Winter Storm Adds Pressure to Markets
With a winter storm barreling down on the Northeast, fuel prices are continuing to ratchet upwards. Fuel prices – traded on the Chicago Mercantile Exchange as ULSD (diesel) and RBOB (gasoline) – are based on deliveries to New York Harbor, so we’ve seen the national benchmark climb as the storm approaches. Between rising crude prices and soaring demand, diesel prices are up 50 cents over the past month, and gasoline is up 30 cents.
The most recent challenge is an impending Nor‘easter, a storm pattern resembling a winter hurricane. The storm will cause blizzard conditions and possible power outages in New England tonight and tomorrow. Cold weather will drive up heating oil demand, increasing local prices. Moreover, since northeast markets rely heavily on barged fuel imports from Europe, the storm could briefly disrupt shipments and loading. Put together, the approaching storm will continue driving prices higher today, but prices may improve a bit on Monday.

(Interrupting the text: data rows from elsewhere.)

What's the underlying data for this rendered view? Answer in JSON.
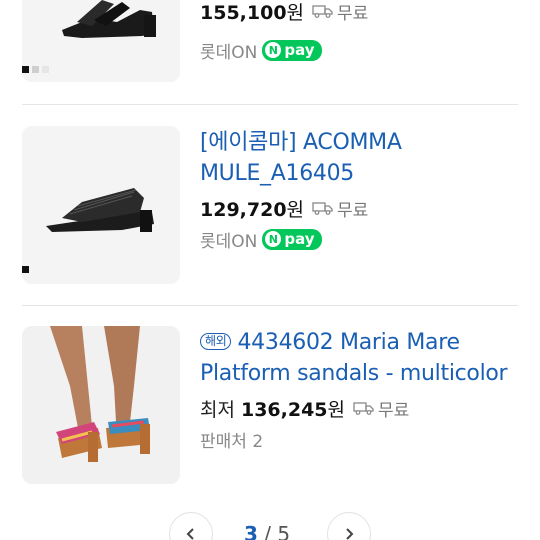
{
  "products": [
    {
      "title": "",
      "price": "155,100",
      "won": "원",
      "shipping": "무료",
      "seller": "롯데ON",
      "npay": "pay",
      "npay_n": "N",
      "swatch_colors": [
        "#111111",
        "#cfcfcf",
        "#e6e6e6"
      ]
    },
    {
      "title": "[에이콤마] ACOMMA MULE_A16405",
      "price": "129,720",
      "won": "원",
      "shipping": "무료",
      "seller": "롯데ON",
      "npay": "pay",
      "npay_n": "N",
      "swatch_colors": [
        "#111111"
      ]
    },
    {
      "badge": "해외",
      "title": "4434602 Maria Mare Platform sandals - multicolor",
      "price_prefix": "최저",
      "price": "136,245",
      "won": "원",
      "shipping": "무료",
      "seller": "판매처 2"
    }
  ],
  "pagination": {
    "current": "3",
    "separator": " / ",
    "total": "5",
    "prev_icon": "chevron-left-icon",
    "next_icon": "chevron-right-icon"
  },
  "colors": {
    "link": "#1a5fb4",
    "npay_green": "#03c75a"
  }
}
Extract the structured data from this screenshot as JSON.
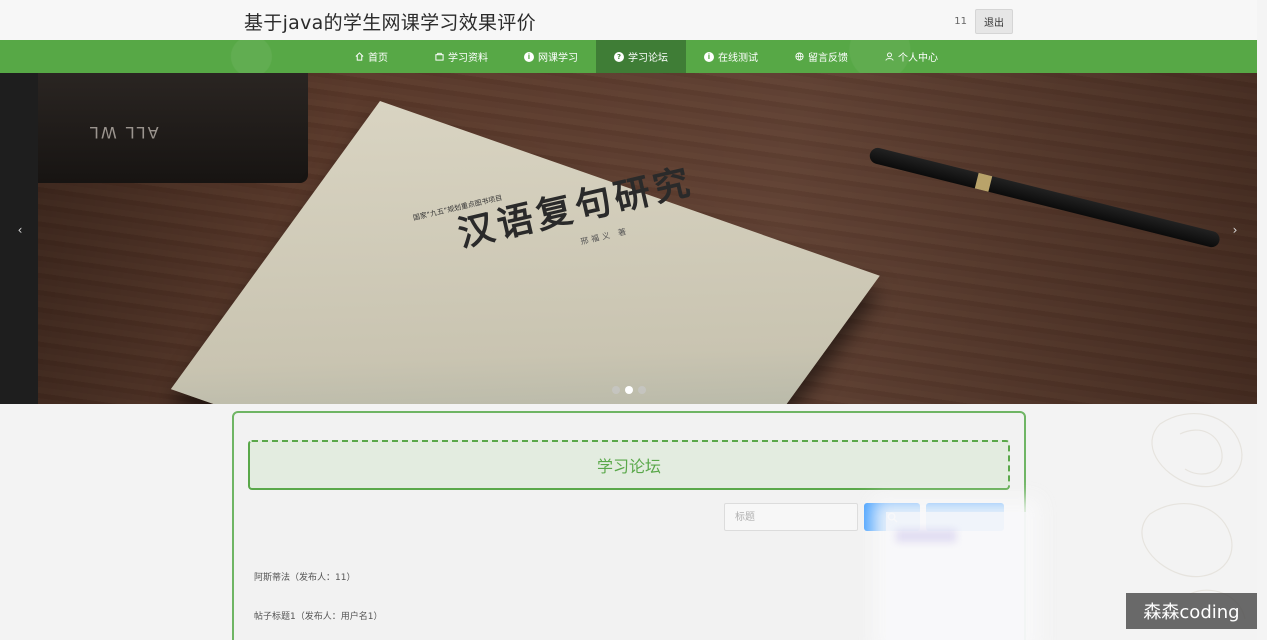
{
  "header": {
    "site_title": "基于java的学生网课学习效果评价",
    "username": "11",
    "logout_label": "退出"
  },
  "nav": {
    "items": [
      {
        "label": "首页",
        "icon": "home-icon"
      },
      {
        "label": "学习资料",
        "icon": "folder-icon"
      },
      {
        "label": "网课学习",
        "icon": "info-circle-icon"
      },
      {
        "label": "学习论坛",
        "icon": "question-circle-icon",
        "active": true
      },
      {
        "label": "在线测试",
        "icon": "info-circle-icon"
      },
      {
        "label": "留言反馈",
        "icon": "globe-icon"
      },
      {
        "label": "个人中心",
        "icon": "user-icon"
      }
    ],
    "color": "#57a846",
    "active_color": "#3f7d36"
  },
  "carousel": {
    "book_title": "汉语复句研究",
    "book_series": "国家“九五”规划重点图书项目",
    "book_author": "邢福义 著",
    "spine_text": "ALL WL",
    "prev_icon": "chevron-left-icon",
    "next_icon": "chevron-right-icon",
    "dots_count": 3,
    "active_dot": 2
  },
  "forum": {
    "title": "学习论坛",
    "search_placeholder": "标题",
    "search_icon": "search-icon",
    "posts": [
      {
        "text": "阿斯蒂法（发布人：11）"
      },
      {
        "text": "帖子标题1（发布人：用户名1）"
      }
    ]
  },
  "watermark": "森森coding",
  "colors": {
    "accent": "#5aa84a",
    "button": "#409eff"
  }
}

Price pressure isn’t confined to the US, however. Around the world, diesel supplies are growing tight. Europe’s largest refinery has begun maintenance that will briefly shrink supplies. In the US, refiners have had to switch focus to gasoline to keep up with surging consumer demand, detracting from diesel streams. In Asia, China has cut its fuel export quotas, meaning that their East Asian trading partners will have to secure imports from other countries. These challenges come as diesel inventories are already low. Expect surprise events – like the winter storm in the Northeast – to push fuel prices dramatically higher given the lack of supply chain slack.